Gone are the days of “the video game curse.” In a post-The-Last-of-Us world, video game adaptations are almost expected to counter the expectations of their source material and take things super seriously, with grey, muddy color grading and heart-wrenching death scenes (Twisted Metal notwithstanding).
Fallout, Prime Video’s stab at adapting Bethesda’s hit franchise, may have found the balance between “Peak TV”-style drama and goofy video-game high jinks to deliver what may just be the next great apocalyptic TV saga.
At CCXP, Prime Video released a first look at the upcoming series. Check it out below.
Co-created and written by Geneva Robertson-Dworet and Graham Wagner, Fallout follows Lucy (Yellowjackets star Ella Purnell) as Lucy, a young vault dweller who leaves the safety of her home and her father (Kyle MacLachlan) to explore what is now a nuclear wasteland.

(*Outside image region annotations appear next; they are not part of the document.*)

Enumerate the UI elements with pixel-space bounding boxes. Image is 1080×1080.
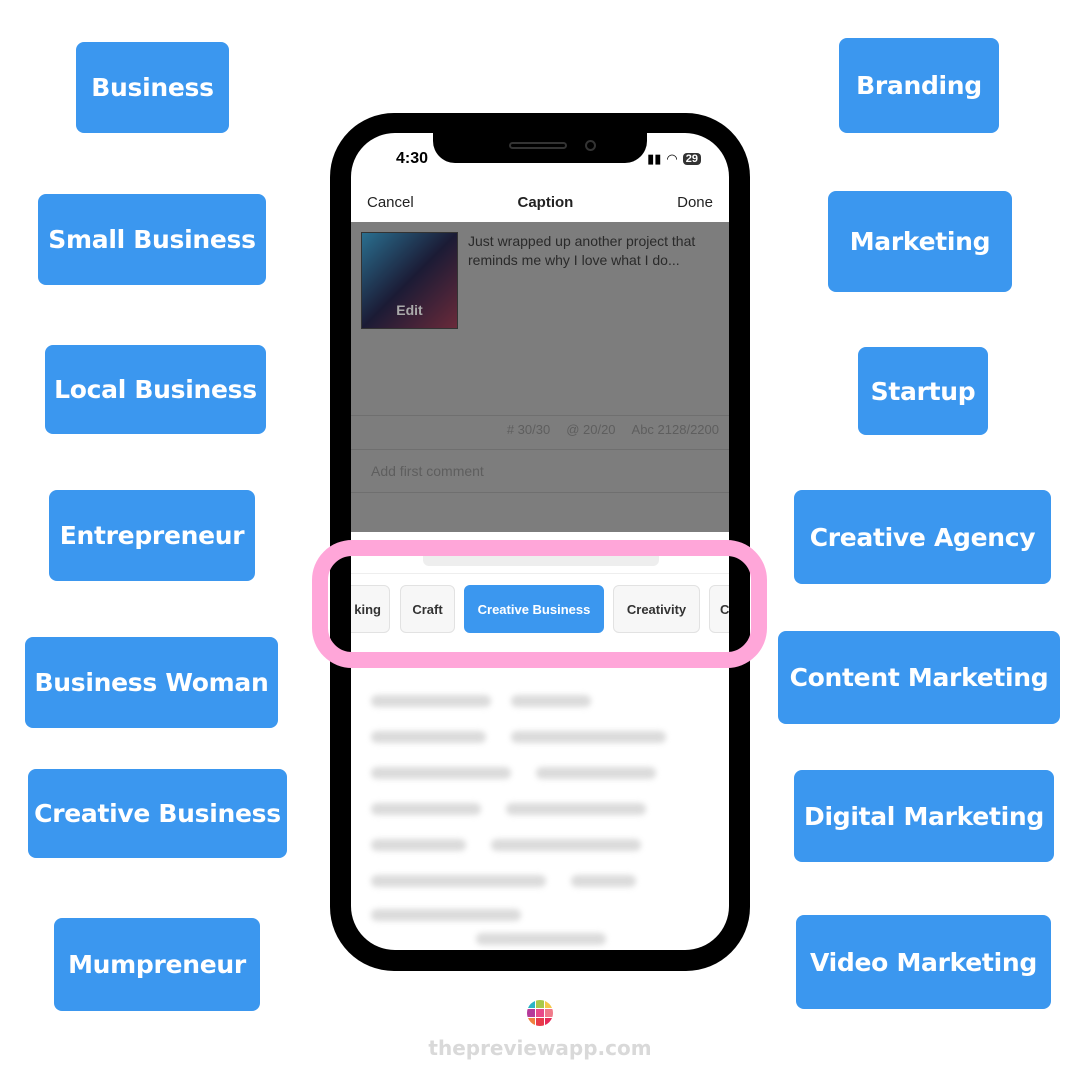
blurred-hashtag <box>506 803 646 815</box>
speaker <box>509 142 567 149</box>
tag-content-marketing: Content Marketing <box>778 631 1060 724</box>
dimmed-editor: Edit Just wrapped up another project tha… <box>351 222 729 532</box>
blurred-hashtag <box>536 767 656 779</box>
caption-text[interactable]: Just wrapped up another project that rem… <box>468 232 713 270</box>
post-thumbnail[interactable]: Edit <box>361 232 458 329</box>
website-url: thepreviewapp.com <box>428 1036 652 1060</box>
blurred-hashtag <box>371 767 511 779</box>
blurred-hashtag <box>511 731 666 743</box>
tag-small-business: Small Business <box>38 194 266 285</box>
tag-creative-business: Creative Business <box>28 769 287 858</box>
page-title: Caption <box>517 193 574 211</box>
battery-icon: 29 <box>682 153 701 165</box>
hashtag-count: # 30/30 <box>506 422 551 437</box>
tag-creative-agency: Creative Agency <box>794 490 1051 584</box>
status-icons: ▮▮ ◠ 29 <box>647 151 701 167</box>
blurred-hashtag <box>476 933 606 945</box>
mention-count: @ 20/20 <box>566 422 616 437</box>
blurred-hashtag <box>371 909 521 921</box>
tag-mumpreneur: Mumpreneur <box>54 918 260 1011</box>
app-logo <box>527 1000 553 1026</box>
tag-marketing: Marketing <box>828 191 1012 292</box>
blurred-hashtag <box>371 731 486 743</box>
blurred-hashtag <box>491 839 641 851</box>
status-time: 4:30 <box>396 150 429 167</box>
tag-video-marketing: Video Marketing <box>796 915 1051 1009</box>
blurred-hashtag <box>371 695 491 707</box>
character-count: Abc 2128/2200 <box>631 422 719 437</box>
tag-business-woman: Business Woman <box>25 637 278 728</box>
tag-business: Business <box>76 42 229 133</box>
signal-icon: ▮▮ <box>647 151 662 166</box>
tag-entrepreneur: Entrepreneur <box>49 490 255 581</box>
blurred-hashtag <box>371 875 546 887</box>
wifi-icon: ◠ <box>666 151 678 166</box>
camera <box>585 140 596 151</box>
notch <box>433 133 647 163</box>
cancel-button[interactable]: Cancel <box>367 194 414 211</box>
highlight-box <box>312 540 767 668</box>
counters: # 30/30 @ 20/20 Abc 2128/2200 <box>351 415 729 449</box>
nav-bar: Cancel Caption Done <box>351 181 729 223</box>
tag-branding: Branding <box>839 38 999 133</box>
blurred-hashtag <box>571 875 636 887</box>
blurred-hashtag <box>371 803 481 815</box>
blurred-hashtag <box>371 839 466 851</box>
blurred-hashtag <box>511 695 591 707</box>
done-button[interactable]: Done <box>677 194 713 211</box>
edit-label: Edit <box>396 302 423 318</box>
tag-local-business: Local Business <box>45 345 266 434</box>
tag-digital-marketing: Digital Marketing <box>794 770 1054 862</box>
first-comment-input[interactable]: Add first comment <box>351 449 729 493</box>
tag-startup: Startup <box>858 347 988 435</box>
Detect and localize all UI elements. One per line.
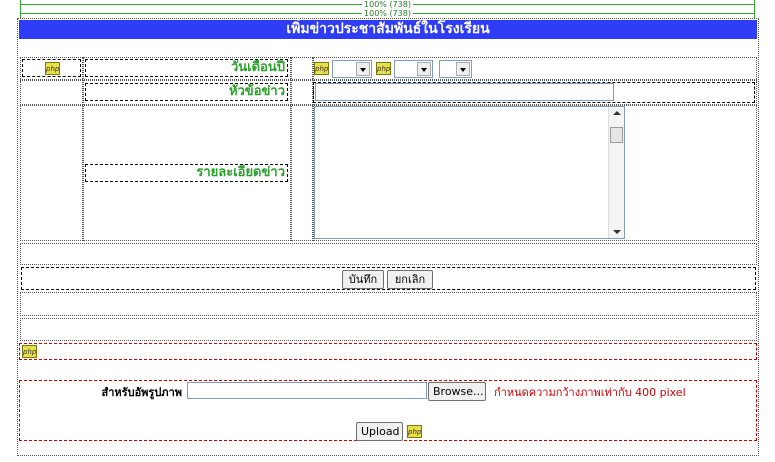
upload-hint: กำหนดความกว้างภาพเท่ากับ 400 pixel bbox=[494, 386, 686, 399]
php-icon: php bbox=[407, 425, 422, 438]
upload-label: สำหรับอัพรูปภาพ bbox=[101, 386, 182, 399]
page-title: เพิ่มข่าวประชาสัมพันธ์ในโรงเรียน bbox=[19, 20, 757, 39]
browse-button[interactable]: Browse... bbox=[428, 382, 486, 401]
column-divider-2 bbox=[290, 57, 292, 241]
width-ruler-2: 100% (738) bbox=[20, 9, 755, 18]
column-divider-1 bbox=[82, 57, 84, 241]
chevron-down-icon bbox=[417, 62, 431, 76]
month-select[interactable] bbox=[394, 60, 433, 78]
php-icon: php bbox=[45, 62, 60, 75]
headline-input[interactable] bbox=[315, 83, 614, 101]
date-label: วันเดือนปี bbox=[85, 59, 288, 77]
scroll-up-icon[interactable] bbox=[613, 111, 621, 115]
php-icon: php bbox=[22, 345, 37, 358]
upload-button[interactable]: Upload bbox=[356, 422, 403, 441]
detail-textarea[interactable] bbox=[314, 106, 625, 239]
year-select[interactable] bbox=[439, 60, 472, 78]
day-select[interactable] bbox=[332, 60, 372, 78]
row-divider-1 bbox=[20, 79, 757, 81]
php-icon: php bbox=[376, 62, 391, 75]
textarea-scrollbar[interactable] bbox=[608, 107, 624, 238]
php-icon: php bbox=[314, 62, 329, 75]
save-button[interactable]: บันทึก bbox=[342, 270, 384, 289]
spacer-row-3 bbox=[20, 318, 757, 341]
file-path-input[interactable] bbox=[187, 382, 427, 399]
upload-icon-row: php bbox=[19, 343, 757, 360]
spacer-row-1 bbox=[20, 243, 757, 265]
width-ruler-1: 100% (738) bbox=[20, 0, 755, 9]
scroll-down-icon[interactable] bbox=[613, 230, 621, 234]
date-icon-cell: php bbox=[22, 59, 81, 77]
scroll-thumb[interactable] bbox=[610, 127, 623, 143]
spacer-row-2 bbox=[20, 292, 757, 316]
cancel-button[interactable]: ยกเลิก bbox=[387, 270, 433, 289]
date-selects: php php bbox=[314, 59, 474, 79]
headline-label: หัวข้อข่าว bbox=[85, 83, 288, 101]
chevron-down-icon bbox=[456, 62, 470, 76]
detail-label: รายละเอียดข่าว bbox=[85, 164, 288, 182]
chevron-down-icon bbox=[356, 62, 370, 76]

Much like the game’s open-world structure, Lucy will run into a number of interesting characters including an enigmatic researcher named Wilzig (Michael Emerson), who is seen in the trailer warning Lucy she’ll need to adapt.
It also seems like The Ghoul (Walton Goggins) will be a bigger focus in the season than fans first thought. The noseless mutant has his big moment in the trailer, but we also see him in flashback, hoisting a young girl onto a horse. How will his origin story feed into the main story? We don’t yet know, but executive producer Jonathan Nolan, who directed the first three episodes, told Vanity Fair will see the characters “chasing an artifact that has the potential to radically change the power dynamic in this world.”
But even with those high stakes, the absurdist humor and relentless clinging to normality from the original game persists. Chris Parnell appears to be playing a bureaucratic office worker who just happens to have one eye, Lucy reacts to a radiated dog attacking a mutant roach with a terrified “uh-huh” and even Fallout’s trademark use of atomic age music is clear with the entire trailer being set to Nat King Cole’s “I Don’t Want to See Tomorrow.”
Even though the story of Fallout the series isn’t based on any one story, we may just have a new challenger in the world of video game adaptations.